Click here to find out more about the program, and get a sneak peek at the dancing below.
(A heads-up: The program does contain some nudity, though this video clip doesn't.)
Have you ever wondered how contemporary ballet queen Drew Jacoby got her lithe legs or commercial diva Comfort Fedoke chiseled her arms? DS asked a few pros with particularly toned physiques for their fitness secrets and go-to moves. Read on—and then get moving!
Dancer: Comfort Fedoke
Where You’ve Seen Her: Comfort was a finalist on “So You Think You Can Dance” Season 4 and an All-Star on Season 7. She also has featured roles in the upcoming films Footloose and Honey 2.
Secret to Her Success: “I go to the gym almost every morning and I focus on my arms,” Comfort says. “I do arm curls with free weights and I spend lots of time practicing my popping and locking because it forces me to flex and release my muscles. I also do 100 push-ups and 100 sit-ups every night.”
Go-To Move: “The Fresno, a popping move, tones my entire arm at once,” she says. “Extend your arms to the front or the sides, flex all your muscles at the same time and then release them at the same time. It should feel like it does when you ball your fist up and release it.”
Dancer: Rachele Brooke Smith
Where You’ve Seen Her: Rachele played the lead role in Center Stage: Turn It Up and she will star in the upcoming film The Beach Bar. She recently danced in Burlesque and on “Glee,” and she’s a guest teacher with L.A. DanceMagic.
Secrets to Her Success: “I love Cardio Barre, hot yoga, riding my bike and walking,” Rachele says. “I only spend 10 minutes a day doing ab-specific moves. But I focus on keeping my abs contracted during every type of workout, even when I’m dancing or walking around. Exhale each time you contract your stomach muscles and hold ab moves longer than you normally would.”
Go-To Moves: “Hold a plank position for at least 30 seconds and then do five push-ups. Then, flip onto your back and lift your upper body and legs into a V-sit-up position and hold that for at least 30 seconds. Then do a few crunches before you roll over and start again.”
Supple and Strong Legs
Dancer: Drew Jacoby
Where You’ve Seen Her: Drew is one half of Jacoby & Pronk. She has also performed with Morphoses/The Wheeldon Company, Alonzo King’s LINES Ballet and more. This spring, she’ll perform at Youth America Grand Prix galas in several cities.

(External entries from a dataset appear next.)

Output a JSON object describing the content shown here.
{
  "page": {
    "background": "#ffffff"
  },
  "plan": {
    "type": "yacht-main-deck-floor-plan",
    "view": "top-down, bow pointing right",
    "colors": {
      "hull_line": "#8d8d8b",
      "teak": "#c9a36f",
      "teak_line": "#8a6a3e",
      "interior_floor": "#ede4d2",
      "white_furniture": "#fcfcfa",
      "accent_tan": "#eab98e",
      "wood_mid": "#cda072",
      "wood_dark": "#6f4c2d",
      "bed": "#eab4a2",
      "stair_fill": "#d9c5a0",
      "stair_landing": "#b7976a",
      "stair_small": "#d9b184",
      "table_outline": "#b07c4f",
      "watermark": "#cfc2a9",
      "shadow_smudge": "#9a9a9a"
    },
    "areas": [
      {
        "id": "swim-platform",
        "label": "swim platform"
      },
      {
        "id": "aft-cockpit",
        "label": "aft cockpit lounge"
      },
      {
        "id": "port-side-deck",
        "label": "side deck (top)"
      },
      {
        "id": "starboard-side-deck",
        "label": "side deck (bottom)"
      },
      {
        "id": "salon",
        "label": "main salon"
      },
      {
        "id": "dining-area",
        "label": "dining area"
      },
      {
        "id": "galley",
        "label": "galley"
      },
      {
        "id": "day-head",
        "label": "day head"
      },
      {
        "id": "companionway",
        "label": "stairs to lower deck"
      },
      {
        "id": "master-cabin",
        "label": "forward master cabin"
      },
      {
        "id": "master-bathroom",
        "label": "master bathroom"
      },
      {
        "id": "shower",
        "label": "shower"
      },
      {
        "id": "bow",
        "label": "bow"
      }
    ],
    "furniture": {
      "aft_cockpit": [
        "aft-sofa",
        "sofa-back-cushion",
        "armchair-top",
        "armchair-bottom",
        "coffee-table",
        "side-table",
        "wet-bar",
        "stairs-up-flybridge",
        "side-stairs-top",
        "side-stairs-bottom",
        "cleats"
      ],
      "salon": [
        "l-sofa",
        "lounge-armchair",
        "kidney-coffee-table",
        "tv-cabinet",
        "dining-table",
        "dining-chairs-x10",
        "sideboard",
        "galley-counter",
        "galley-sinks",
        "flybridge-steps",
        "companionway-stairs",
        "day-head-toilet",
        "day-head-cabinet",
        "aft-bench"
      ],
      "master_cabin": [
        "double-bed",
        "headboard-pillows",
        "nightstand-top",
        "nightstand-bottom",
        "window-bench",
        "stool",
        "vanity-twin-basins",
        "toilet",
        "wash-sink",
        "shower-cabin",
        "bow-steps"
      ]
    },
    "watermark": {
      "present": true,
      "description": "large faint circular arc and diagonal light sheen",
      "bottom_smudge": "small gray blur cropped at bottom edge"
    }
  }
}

Secret to her success: “It’s important to exercise the weak areas of your body so you don’t overuse the strong areas,” Drew says. “I run, swim, bike and do Pilates so I can work on the areas that don’t get as much attention when I’m dancing.”

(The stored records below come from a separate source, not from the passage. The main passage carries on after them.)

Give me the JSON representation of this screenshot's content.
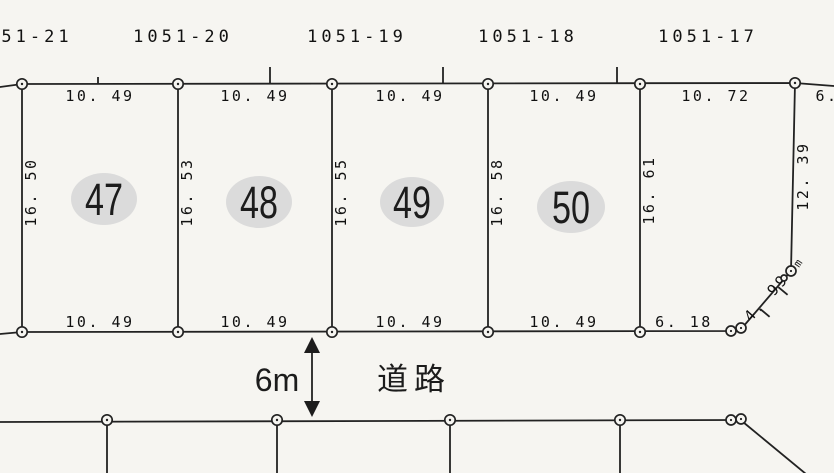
{
  "map": {
    "parcel_labels": [
      "51-21",
      "1051-20",
      "1051-19",
      "1051-18",
      "1051-17"
    ],
    "top_measurements": [
      "10. 49",
      "10. 49",
      "10. 49",
      "10. 49",
      "10. 72",
      "6."
    ],
    "depth_measurements": [
      "16. 50",
      "16. 53",
      "16. 55",
      "16. 58",
      "16. 61"
    ],
    "right_edge": {
      "vertical_measurement": "12. 39",
      "diagonal_measurement": "4. 99",
      "junction_mark": "m"
    },
    "bottom_measurements": [
      "10. 49",
      "10. 49",
      "10. 49",
      "10. 49",
      "6. 18"
    ],
    "plot_numbers": [
      "47",
      "48",
      "49",
      "50"
    ],
    "road": {
      "width_label": "6m",
      "name_label": "道路"
    },
    "colors": {
      "line": "#222222",
      "text": "#111111",
      "plot_ellipse_fill": "#dbdbdb",
      "background": "#f6f5f1"
    }
  }
}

Go-To Move: Drew has naturally muscular outer thighs, so she uses bridges to strengthen the rest of her thighs. To try a bridge, lie on your back with your knees bent and your arms by your sides, palms down. Push your hips toward the ceiling, leaving your arms, feet and shoulders on the floor. Hold that pose for one breath, then lower your hips to the floor.
Dancer: Erica Jimbo
Where You’ve Seen Her: dancing with Pilobolus since 2009
Secrets to Her Success: “I do Wushu—a type of kung fu—at least three times a week. It helps me strengthen all over. I also do yoga, Pilates, and various core and back workouts.”

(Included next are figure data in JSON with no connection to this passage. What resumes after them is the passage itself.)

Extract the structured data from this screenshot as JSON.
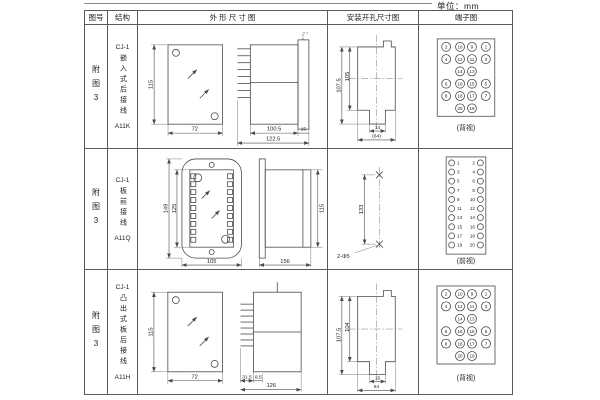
{
  "page": {
    "unit_label": "单位：mm"
  },
  "table": {
    "headers": [
      "图号",
      "结构",
      "外 形 尺 寸 图",
      "安装开孔尺寸图",
      "端子图"
    ],
    "rows": [
      {
        "figure_no": "附图3",
        "series": "CJ-1",
        "structure": "嵌入式后接线",
        "model": "A11K",
        "outline": {
          "front_height": "115",
          "front_width": "72",
          "body_depth": "100.5",
          "flange_depth": "15",
          "overall_depth": "122.5"
        },
        "install": {
          "outer_height": "107.5",
          "inner_height": "105",
          "notch_width": "14",
          "opening_width": "(64)"
        },
        "terminal": {
          "view_label": "(背视)",
          "grid": [
            [
              "2",
              "10",
              "9",
              "1"
            ],
            [
              "4",
              "12",
              "11",
              "3"
            ],
            [
              "",
              "14",
              "13",
              ""
            ],
            [
              "6",
              "16",
              "15",
              "5"
            ],
            [
              "8",
              "18",
              "17",
              "7"
            ],
            [
              "",
              "20",
              "19",
              ""
            ]
          ]
        }
      },
      {
        "figure_no": "附图3",
        "series": "CJ-1",
        "structure": "板前接线",
        "model": "A11Q",
        "outline": {
          "plate_height": "149",
          "window_height": "125",
          "plate_width": "105",
          "side_depth": "156",
          "side_height": "115"
        },
        "install": {
          "hole_spacing": "133",
          "hole_spec": "2-Φ5"
        },
        "terminal": {
          "view_label": "(前视)",
          "pairs": [
            [
              "1",
              "2"
            ],
            [
              "3",
              "4"
            ],
            [
              "5",
              "6"
            ],
            [
              "7",
              "8"
            ],
            [
              "9",
              "10"
            ],
            [
              "11",
              "12"
            ],
            [
              "13",
              "14"
            ],
            [
              "15",
              "16"
            ],
            [
              "17",
              "18"
            ],
            [
              "19",
              "20"
            ]
          ]
        }
      },
      {
        "figure_no": "附图3",
        "series": "CJ-1",
        "structure": "凸出式板后接线",
        "model": "A11H",
        "outline": {
          "front_height": "115",
          "front_width": "72",
          "pin_depth": "31.5",
          "step_depth": "9.5",
          "overall_depth": "126"
        },
        "install": {
          "outer_height": "107.5",
          "inner_height": "104",
          "notch_width": "16",
          "opening_width": "64"
        },
        "terminal": {
          "view_label": "(背视)",
          "grid": [
            [
              "2",
              "10",
              "9",
              "1"
            ],
            [
              "4",
              "12",
              "11",
              "3"
            ],
            [
              "",
              "14",
              "13",
              ""
            ],
            [
              "6",
              "16",
              "15",
              "5"
            ],
            [
              "8",
              "18",
              "17",
              "7"
            ],
            [
              "",
              "20",
              "19",
              ""
            ]
          ]
        }
      }
    ]
  }
}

Go-To Move: One of Erica’s favorite exercises simultaneously tones her arms, shoulders, abs, back and more. To try it, place your hands on the sides of an exercise ball and extend your legs so you’re in a push-up position. Make sure your shoulders are over your hands, your legs are straight and your feet are together. Inhale, bracing your abs and back. As you exhale, slowly extend your arms and push the ball forward as far as you can while maintaining your form. Hold for one breath. Inhale and slowly roll the ball back to the starting position. Keep your shoulders in place throughout the movment. Work up to 8 to 10 reps.